Au fond, tout le dilemme reposait, pour les uns et les autres, sur le point de savoir laquelle de ces trois hypothèses se vérifierait au lendemain des élections législatives : ou bien l'UDR conserverait à elle seule la majorité absolue (242 sièges) et, n'ayant besoin de personne pour gouverner, elle pourrait maintenir son omnipotence sur les giscardiens et les centristes ; ou bien l'UDR, tout en perdant la majorité absolue, demeurerait la majorité de la majorité et pourrait se contenter de concessions relativement minimes à ses associés ; ou enfin, la coalition des trois formations serait contrainte, pour garder l'avantage sur la gauche, de s'ouvrir aux centrismes d'opposition, au prix cette fois de larges et importants changements d'orientation, de méthodes et de politique.

Ainsi, une fois de plus, pour l'opposition, pour les centres comme pour la majorité, c'est la perspective électorale qui bouchait l'horizon, dictait toutes les évolutions et expliquait toutes les querelles. Une double perspective d'ailleurs : car, par-delà les supputations et les manœuvres sur le choix des députés de la législature 1973-1978, on voyait déjà se profiler l'ambition de quelques candidatures — celles de François Mitterrand et Jean-Jacques Servan-Schreiber d'un côté, de Jacques Chaban-Delmas et de Valéry Giscard d'Estaing de l'autre — à la succession, en 1976, de Georges Pompidou — s'il décidait le moment venu de ne pas se représenter.

On ne s'étendra pas ici sur les scandales de ces mois agités, pour la raison déjà dite qu'ils furent plus des épiphénomènes, de simples conséquences de la fièvre électorale qu'un élément des vrais débats de fond. Pour la raison aussi que sous cette étiquette commode on rangea pêle-mêle des trafics, compromissions et escroqueries diverses, des révélations plus ou moins fracassantes et plus ou moins controuvées intéressant la vie privée de personnages publics et des fautes de gestion d'ordre administratif, financier ou technique.

Les scandales et l'agitation

La principales des affaires éclate dès le début de juillet 1971. Elle concerne deux sociétés civiles immobilières, La garantie foncière et Le patrimoine foncier. Le fondateur de cette dernière, Claude Lipsky, cherche bientôt refuge en Israël — d'où il reviendra le 23 mars 1972 pour être aussitôt emprisonné — tandis que le directeur en droit est un député UDR, André Rives-Henrÿs. Le cas de ce parlementaire ne cessera de défrayer la chronique et de nourrir les réquisitoires contre le régime, à travers le plaidoyer qu'il prononce à la tribune en novembre 1972, son exclusion de l'UDR, les péripéties judiciaires du krach, jusqu'à ce qu'en mai 1972, bien tard, trop tard sans doute, il soit contraint d'abandonner son mandat.
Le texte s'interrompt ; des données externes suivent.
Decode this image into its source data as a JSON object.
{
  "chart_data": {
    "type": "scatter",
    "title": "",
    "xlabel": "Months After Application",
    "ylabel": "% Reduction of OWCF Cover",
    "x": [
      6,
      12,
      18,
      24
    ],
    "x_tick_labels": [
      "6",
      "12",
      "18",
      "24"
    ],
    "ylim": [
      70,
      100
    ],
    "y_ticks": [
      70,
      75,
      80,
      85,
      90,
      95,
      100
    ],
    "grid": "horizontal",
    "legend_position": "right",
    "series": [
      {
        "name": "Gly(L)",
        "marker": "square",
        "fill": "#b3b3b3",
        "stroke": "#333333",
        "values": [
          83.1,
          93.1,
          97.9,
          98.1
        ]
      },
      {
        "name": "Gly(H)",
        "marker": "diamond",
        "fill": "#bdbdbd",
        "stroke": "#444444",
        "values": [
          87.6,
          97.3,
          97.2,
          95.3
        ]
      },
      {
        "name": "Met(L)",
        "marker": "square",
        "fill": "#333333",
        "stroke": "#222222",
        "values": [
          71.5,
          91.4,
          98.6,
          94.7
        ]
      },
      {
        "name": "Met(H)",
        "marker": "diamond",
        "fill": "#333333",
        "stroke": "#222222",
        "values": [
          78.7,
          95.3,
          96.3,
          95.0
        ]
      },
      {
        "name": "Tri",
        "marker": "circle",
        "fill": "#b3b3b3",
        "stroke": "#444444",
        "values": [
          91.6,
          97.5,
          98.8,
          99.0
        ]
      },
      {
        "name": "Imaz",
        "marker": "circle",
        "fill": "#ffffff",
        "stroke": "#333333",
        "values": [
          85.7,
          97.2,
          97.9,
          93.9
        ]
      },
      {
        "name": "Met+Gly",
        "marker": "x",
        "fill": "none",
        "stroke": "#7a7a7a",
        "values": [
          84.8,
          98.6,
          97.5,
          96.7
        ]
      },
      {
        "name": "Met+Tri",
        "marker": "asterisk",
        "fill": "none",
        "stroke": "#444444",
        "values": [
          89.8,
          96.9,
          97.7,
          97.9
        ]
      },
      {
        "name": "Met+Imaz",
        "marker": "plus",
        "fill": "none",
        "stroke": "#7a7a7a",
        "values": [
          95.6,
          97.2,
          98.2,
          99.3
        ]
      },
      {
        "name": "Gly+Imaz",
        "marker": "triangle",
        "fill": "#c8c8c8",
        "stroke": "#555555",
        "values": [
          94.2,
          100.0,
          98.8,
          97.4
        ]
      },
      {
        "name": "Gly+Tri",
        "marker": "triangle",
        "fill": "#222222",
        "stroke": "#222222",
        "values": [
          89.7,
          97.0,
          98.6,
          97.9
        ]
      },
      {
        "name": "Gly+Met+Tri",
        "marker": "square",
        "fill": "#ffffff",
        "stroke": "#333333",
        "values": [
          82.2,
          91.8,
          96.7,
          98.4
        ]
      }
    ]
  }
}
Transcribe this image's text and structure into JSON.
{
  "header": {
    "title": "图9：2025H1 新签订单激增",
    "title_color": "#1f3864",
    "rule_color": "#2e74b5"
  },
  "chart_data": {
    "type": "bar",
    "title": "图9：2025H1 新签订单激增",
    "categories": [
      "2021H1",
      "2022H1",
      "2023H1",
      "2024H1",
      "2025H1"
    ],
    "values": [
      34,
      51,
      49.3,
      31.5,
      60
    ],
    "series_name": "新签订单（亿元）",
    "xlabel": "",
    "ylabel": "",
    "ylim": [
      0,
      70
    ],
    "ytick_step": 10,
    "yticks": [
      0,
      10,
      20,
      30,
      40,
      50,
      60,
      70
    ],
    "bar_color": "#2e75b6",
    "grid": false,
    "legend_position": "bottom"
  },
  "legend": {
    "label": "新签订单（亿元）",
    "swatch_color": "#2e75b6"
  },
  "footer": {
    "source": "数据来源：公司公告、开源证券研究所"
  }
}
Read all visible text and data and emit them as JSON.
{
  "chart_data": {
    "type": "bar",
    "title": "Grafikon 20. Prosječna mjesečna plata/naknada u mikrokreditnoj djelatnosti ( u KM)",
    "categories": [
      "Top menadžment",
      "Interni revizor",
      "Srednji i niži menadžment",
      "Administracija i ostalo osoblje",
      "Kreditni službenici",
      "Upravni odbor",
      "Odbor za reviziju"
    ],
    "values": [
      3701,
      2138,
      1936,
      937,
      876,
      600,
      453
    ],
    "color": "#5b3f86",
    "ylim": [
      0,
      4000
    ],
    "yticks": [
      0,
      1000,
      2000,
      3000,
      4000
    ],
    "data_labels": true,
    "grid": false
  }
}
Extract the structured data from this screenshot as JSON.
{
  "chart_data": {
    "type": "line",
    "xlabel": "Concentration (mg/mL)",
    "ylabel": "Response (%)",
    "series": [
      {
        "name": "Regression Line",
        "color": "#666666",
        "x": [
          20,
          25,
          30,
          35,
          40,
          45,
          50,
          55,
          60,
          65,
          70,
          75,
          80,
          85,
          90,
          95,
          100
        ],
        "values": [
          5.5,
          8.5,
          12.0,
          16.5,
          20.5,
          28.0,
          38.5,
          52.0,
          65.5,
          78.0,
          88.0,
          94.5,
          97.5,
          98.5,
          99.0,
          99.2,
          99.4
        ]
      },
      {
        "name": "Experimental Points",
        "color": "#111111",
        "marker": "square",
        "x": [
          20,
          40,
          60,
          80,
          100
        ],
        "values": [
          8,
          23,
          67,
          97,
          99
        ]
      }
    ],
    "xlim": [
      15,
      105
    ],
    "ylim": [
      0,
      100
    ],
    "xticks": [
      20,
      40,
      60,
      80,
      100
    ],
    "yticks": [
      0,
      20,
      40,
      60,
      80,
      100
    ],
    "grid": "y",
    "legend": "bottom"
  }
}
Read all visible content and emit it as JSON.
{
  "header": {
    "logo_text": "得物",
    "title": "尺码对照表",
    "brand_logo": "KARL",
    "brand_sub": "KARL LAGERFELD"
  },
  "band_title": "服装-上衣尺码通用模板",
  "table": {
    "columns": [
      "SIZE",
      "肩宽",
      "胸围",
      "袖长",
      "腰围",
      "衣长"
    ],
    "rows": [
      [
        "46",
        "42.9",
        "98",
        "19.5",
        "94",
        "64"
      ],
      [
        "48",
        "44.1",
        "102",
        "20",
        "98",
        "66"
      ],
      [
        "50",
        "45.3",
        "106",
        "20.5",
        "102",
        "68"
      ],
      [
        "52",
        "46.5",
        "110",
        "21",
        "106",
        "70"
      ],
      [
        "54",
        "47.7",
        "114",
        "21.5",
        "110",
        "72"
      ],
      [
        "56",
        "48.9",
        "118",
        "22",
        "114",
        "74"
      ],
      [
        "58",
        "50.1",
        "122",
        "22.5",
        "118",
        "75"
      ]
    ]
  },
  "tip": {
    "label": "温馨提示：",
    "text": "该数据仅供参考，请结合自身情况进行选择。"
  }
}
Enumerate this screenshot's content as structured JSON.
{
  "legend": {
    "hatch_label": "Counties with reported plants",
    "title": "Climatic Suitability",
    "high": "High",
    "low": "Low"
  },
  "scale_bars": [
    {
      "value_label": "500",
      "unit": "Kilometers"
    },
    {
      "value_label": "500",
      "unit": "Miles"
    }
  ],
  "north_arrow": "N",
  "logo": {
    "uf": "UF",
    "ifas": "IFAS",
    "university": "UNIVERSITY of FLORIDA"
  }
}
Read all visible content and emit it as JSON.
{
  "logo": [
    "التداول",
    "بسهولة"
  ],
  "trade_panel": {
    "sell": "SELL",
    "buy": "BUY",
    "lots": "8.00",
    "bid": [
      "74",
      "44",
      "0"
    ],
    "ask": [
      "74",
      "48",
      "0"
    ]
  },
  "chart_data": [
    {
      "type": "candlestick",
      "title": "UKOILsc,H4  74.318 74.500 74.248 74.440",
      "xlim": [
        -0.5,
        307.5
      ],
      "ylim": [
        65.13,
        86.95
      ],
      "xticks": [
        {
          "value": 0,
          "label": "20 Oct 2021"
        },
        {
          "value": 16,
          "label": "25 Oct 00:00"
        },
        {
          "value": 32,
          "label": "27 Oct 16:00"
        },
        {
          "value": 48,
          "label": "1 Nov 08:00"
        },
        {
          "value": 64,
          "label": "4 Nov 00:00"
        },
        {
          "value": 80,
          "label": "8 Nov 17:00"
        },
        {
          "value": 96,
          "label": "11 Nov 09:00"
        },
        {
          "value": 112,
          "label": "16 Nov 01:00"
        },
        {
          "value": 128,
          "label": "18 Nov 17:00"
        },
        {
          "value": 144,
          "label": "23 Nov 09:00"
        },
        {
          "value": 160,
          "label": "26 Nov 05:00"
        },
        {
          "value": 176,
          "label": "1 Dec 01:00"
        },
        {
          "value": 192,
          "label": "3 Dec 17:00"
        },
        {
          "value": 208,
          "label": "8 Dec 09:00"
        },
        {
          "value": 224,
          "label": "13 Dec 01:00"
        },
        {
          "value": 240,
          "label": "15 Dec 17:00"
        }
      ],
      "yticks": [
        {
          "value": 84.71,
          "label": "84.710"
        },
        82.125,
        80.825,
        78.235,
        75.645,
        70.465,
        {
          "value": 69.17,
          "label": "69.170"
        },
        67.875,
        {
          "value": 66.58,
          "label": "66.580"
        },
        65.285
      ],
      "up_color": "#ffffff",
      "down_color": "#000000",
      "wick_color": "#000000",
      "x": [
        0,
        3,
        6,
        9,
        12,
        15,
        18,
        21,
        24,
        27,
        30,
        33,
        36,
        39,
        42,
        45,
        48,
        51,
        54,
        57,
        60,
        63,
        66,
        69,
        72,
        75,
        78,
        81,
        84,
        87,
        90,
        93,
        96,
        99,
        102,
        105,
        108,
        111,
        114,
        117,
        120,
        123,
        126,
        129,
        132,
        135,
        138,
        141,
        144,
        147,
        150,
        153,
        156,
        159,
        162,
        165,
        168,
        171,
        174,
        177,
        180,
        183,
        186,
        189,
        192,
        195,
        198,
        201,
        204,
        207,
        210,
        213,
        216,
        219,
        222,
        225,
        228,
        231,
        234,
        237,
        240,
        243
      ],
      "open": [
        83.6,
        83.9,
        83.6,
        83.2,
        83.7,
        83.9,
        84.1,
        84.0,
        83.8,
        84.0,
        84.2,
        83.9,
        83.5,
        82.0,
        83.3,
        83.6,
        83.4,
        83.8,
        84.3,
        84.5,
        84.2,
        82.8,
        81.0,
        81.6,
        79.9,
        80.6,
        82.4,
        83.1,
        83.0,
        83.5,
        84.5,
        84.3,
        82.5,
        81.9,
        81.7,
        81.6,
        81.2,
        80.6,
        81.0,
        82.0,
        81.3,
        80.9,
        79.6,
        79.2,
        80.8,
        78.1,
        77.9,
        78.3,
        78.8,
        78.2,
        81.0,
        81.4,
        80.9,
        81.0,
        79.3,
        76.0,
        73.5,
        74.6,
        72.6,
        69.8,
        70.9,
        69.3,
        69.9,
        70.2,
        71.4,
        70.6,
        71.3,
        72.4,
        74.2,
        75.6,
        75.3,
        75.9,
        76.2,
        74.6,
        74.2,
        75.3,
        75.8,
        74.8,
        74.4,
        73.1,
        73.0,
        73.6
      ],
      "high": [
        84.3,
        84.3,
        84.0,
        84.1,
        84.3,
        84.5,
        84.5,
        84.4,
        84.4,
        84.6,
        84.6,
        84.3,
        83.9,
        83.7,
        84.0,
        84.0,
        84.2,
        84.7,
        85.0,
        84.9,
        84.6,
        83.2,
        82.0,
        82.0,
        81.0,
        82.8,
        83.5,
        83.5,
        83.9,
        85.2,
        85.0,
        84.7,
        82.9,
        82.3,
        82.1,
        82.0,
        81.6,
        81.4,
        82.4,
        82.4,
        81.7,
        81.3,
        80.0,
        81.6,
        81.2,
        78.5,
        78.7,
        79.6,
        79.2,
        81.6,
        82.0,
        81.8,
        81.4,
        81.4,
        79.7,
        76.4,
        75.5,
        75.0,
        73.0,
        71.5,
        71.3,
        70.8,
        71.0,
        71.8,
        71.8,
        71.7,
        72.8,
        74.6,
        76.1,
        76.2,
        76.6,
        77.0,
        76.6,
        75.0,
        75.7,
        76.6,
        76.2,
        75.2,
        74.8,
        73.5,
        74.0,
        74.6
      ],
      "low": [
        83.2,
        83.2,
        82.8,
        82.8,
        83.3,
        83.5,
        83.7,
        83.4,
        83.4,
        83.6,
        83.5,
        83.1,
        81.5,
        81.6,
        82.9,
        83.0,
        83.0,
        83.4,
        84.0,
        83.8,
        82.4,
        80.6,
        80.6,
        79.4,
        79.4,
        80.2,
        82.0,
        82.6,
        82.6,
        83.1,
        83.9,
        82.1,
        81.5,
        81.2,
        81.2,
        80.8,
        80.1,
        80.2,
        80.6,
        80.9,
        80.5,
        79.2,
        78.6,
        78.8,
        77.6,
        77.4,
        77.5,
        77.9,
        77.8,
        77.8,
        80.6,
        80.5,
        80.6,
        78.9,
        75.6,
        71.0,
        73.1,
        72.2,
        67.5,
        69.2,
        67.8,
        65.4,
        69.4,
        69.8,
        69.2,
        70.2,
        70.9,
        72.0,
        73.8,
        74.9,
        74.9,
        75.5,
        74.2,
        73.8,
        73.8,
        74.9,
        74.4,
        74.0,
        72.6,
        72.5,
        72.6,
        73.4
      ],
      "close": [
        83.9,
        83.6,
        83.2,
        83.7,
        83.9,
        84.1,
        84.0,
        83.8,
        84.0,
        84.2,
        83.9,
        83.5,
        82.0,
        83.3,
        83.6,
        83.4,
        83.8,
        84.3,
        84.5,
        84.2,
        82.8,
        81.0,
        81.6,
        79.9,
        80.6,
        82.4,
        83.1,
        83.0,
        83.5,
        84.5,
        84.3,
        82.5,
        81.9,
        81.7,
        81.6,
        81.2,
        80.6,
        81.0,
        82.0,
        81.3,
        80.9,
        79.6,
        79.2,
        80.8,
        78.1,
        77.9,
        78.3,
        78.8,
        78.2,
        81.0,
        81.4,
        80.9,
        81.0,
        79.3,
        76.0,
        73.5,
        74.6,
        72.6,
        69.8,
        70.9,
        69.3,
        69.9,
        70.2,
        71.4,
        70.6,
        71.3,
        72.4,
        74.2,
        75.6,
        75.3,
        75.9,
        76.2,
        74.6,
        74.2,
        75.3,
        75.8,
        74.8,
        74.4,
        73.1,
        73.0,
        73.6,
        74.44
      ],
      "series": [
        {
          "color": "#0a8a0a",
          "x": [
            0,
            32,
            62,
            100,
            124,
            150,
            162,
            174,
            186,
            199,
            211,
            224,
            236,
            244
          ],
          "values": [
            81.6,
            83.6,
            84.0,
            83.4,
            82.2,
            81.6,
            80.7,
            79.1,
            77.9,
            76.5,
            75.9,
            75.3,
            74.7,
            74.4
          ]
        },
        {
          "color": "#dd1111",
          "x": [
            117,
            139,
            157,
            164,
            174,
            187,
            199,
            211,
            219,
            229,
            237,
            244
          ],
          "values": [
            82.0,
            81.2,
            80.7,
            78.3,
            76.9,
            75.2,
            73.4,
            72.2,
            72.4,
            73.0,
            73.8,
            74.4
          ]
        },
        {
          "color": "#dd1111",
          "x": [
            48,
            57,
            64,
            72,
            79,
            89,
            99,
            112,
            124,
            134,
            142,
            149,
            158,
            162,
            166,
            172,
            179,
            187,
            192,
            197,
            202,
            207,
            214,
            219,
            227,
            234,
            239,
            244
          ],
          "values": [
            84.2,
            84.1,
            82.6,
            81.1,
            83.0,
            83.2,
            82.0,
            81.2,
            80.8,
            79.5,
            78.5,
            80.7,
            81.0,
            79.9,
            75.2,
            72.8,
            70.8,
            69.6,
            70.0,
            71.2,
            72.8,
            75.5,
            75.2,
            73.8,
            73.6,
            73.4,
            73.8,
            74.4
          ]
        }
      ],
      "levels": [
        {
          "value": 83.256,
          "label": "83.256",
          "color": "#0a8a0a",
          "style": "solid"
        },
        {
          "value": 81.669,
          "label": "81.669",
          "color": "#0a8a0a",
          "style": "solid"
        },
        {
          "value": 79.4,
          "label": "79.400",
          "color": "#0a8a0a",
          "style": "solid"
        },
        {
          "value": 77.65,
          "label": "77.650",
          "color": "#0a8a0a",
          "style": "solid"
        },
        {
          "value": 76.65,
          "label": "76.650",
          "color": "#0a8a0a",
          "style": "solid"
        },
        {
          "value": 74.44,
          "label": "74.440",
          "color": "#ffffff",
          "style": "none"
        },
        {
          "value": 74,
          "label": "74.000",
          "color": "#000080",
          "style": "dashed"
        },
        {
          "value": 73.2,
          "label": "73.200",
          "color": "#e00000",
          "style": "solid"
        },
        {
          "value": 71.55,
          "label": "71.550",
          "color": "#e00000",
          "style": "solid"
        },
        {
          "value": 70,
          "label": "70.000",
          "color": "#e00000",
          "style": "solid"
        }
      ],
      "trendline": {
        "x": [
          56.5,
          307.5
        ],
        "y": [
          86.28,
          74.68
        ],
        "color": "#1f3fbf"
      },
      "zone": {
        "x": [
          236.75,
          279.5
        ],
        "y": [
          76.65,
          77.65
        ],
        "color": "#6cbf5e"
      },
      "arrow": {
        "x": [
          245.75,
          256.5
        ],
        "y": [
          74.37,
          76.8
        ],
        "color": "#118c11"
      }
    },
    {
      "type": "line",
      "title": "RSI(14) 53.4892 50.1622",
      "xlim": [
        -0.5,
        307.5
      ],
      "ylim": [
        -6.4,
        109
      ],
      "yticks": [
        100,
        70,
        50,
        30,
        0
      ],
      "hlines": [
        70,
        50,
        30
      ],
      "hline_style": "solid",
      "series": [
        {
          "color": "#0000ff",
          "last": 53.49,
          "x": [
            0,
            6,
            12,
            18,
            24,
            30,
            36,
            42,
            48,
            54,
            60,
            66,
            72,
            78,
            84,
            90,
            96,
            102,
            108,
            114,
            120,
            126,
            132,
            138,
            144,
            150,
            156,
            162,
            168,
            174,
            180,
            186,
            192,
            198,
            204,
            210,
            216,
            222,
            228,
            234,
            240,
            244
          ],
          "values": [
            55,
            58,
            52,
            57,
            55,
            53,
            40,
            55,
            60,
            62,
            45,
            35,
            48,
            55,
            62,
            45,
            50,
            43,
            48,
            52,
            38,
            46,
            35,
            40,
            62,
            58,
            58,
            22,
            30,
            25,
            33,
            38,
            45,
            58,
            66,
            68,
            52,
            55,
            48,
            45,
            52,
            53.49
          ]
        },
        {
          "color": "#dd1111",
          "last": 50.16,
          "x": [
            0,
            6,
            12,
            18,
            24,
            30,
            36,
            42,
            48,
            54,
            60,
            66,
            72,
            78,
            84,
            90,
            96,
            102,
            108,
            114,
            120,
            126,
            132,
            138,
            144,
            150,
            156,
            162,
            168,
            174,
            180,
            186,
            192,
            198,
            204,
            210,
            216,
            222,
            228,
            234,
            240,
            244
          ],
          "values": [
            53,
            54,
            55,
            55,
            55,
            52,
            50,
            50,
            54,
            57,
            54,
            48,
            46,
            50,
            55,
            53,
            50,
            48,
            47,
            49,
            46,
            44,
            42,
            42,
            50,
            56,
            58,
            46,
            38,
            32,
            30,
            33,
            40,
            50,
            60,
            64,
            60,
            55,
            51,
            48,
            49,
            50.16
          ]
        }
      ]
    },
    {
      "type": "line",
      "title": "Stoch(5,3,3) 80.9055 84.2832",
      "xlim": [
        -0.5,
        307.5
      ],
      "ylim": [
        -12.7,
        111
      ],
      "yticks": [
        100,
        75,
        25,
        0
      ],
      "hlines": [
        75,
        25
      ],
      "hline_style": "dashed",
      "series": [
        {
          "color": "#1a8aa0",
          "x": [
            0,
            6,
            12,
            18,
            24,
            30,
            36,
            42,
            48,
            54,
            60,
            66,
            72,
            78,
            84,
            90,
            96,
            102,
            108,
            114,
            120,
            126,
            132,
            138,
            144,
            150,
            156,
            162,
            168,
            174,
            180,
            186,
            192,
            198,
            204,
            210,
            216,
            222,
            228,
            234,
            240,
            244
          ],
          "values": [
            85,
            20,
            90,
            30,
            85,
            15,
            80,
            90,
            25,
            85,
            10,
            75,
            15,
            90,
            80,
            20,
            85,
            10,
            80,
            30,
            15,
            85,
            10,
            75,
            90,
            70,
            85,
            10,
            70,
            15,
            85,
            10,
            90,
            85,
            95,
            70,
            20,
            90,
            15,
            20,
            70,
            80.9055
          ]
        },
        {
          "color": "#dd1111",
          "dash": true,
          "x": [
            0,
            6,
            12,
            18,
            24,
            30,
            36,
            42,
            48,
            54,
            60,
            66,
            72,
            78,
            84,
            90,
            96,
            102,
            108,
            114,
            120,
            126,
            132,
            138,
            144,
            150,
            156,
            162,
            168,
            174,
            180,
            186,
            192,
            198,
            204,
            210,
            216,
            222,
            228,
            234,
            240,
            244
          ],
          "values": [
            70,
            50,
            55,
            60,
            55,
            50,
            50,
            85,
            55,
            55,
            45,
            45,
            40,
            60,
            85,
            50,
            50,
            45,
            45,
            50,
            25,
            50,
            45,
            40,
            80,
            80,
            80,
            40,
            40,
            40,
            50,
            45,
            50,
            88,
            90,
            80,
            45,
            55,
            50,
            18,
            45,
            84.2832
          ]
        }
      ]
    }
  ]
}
D'autres sociétés analogues, d'autres personnages politiques, Me Victor Rochenoir, gaulliste de gauche, André Roulland, ancien député UDR — que le président de la République, dont il fut le collaborateur, présente à sa conférence de presse de septembre 1971 comme « un naïf plutôt qu'un escroc » — sont mêlés à ce trafic qui n'a pas fini d'encombrer les prétoires et les rôles de la justice.